Des modèles mathématiques ont été développés pour prédire le rapport de concentration salive versus plasma ([S]/[P]) pour des composés acides et basiques [7, 8], sur base du pKa des substances et du pH salivaire (tableau 8.1). Du fait que seules les molécules sous forme non ionisée passent les membranes biologiques et que le pH salivaire est généralement inférieur au pH plasmatique (7,4), les composés basiques se concentrent fréquemment dans la salive par piège à ions (ion trap). Ces substances basiques montrent des concentrations salivaires beaucoup plus élevées que les concentrations plasmatiques correspondantes [9–11]. En revanche, les composés acides présentent une concentration plus faible dans la salive que dans le plasma. Toutefois, les [S]/[P] expérimentaux sont différents des valeurs théoriques. Pour les composés possédant un pKa proche du pH salivaire (pH initial de 6,8), le degré d’ionisation changera considérablement avec de faibles variations de pH et affectera les [S]/[P]. De plus, le débit salivaire ainsi que le protocole de collecte (avec ou sans stimulation) exercera également une influence sur les [S]/[P] (voir ci-dessus pH salivaire). Les calculs des [S]/[P] expérimentaux sont compliqués dans le sens que l’administration d’un composé peut avoir elle-même une influence sur le pH salivaire et donc sur le [S]/[P]. Ce phénomène a été décrit dans une étude avec la 3,4-méthylènedioxy-N-méthylamphétamine (MDMA) ; le pH salivaire y est apparu plus bas lors de la prise de la drogue elle-même, ce qui explique jusqu’à un certain niveau les hauts [S]/[P] observés, surpassant de loin la valeur théorique calculée [9, 12]. La voie d’administration a également son importance. Il a été démontré que peu de temps après consommation par voie inhalée, nasale (sniffée) ou administration orale (par exemple, héroïne, méthamphétamine, marijuana et cocaïne), la contamination de la cavité buccale peut mener à une augmentation drastique des concentrations salivaires du composé sous forme inchangée par rapport aux concentrations sanguines associées.
pKa | [S]/[P]Calculé | |
---|---|---|
Amphétamine | 10,1 | 2,2 |
Cocaïne | 8,6 | 3,8 |
Méthamphétamine | 10,1 | 4,0 |
MDMA | 9,0 | 3,9 |
Morphine | 8,1 | 1,2 |
THC | 9,5 | 0,1 |
Considérations pratiques et analytiques
Collecte de la salive
Un premier point important est de voir si la méthode de collecte va stimuler ou pas le débit salivaire.
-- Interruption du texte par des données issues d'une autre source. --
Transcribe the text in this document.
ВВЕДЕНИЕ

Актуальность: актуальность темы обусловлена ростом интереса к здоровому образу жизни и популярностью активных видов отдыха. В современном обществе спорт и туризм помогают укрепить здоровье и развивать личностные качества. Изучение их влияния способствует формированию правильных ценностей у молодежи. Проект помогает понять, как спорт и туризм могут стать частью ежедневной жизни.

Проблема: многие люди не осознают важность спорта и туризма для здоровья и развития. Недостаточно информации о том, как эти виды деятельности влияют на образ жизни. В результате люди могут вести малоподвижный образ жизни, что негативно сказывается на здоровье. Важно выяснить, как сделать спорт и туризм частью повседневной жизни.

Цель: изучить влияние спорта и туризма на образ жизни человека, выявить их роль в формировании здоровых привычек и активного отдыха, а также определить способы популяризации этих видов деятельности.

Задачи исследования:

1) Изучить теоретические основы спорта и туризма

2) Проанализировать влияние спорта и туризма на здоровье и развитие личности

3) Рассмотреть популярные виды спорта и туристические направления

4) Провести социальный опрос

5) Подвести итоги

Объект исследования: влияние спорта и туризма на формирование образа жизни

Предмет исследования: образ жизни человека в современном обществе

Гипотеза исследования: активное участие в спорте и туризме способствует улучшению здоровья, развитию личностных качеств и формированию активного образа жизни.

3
La collecte de salive peut être fastidieuse, particulièrement chez les sujets atteints de sécheresse buccale causée par le stress, ou bien parce qu’ils fument ou consomment des substances psychotropes réduisant la production de salive (par exemple, amphétamines). Dans ces circonstances particulières, le débit salivaire peut être stimulé mécaniquement (en plaçant de la cire de paraffine, du Téflon® élastique ou un chewing-gum dans la bouche) ou chimiquement (gouttes de citron ou cristaux d’acide citrique) afin d’obtenir un échantillon plus propre et plus abondant. Alors qu’une stimulation mécanique peut augmenter le débit salivaire d’approximativement 1 à 3 mL/min, la stimulation à l’acide citrique peut produire des débits de 5 à 10 mL/min. Même le crachement lui-même est généralement un stimulus suffisant pour obtenir une augmentation du débit salivaire. Cependant, différentes études ont confirmé que la stimulation salivaire (acide citrique) réduisait la concentration de drogues dans la salive [11, 15–17] d’un facteur deux ou trois pour la codéine et la méthamphétamine et d’un facteur cinq pour la cocaïne. Ces changements sont liés à un phénomène de dilution par l’augmentation de production de la salive, de même qu’à un possible effet de pH dû à la modification de la concentration salivaire en bicarbonate (cf. supra). Comme les concentrations en drogues dans la salive peuvent être diminuées du fait de l’augmentation du débit salivaire, il peut donc être avantageux de collecter de la salive sans stimulation.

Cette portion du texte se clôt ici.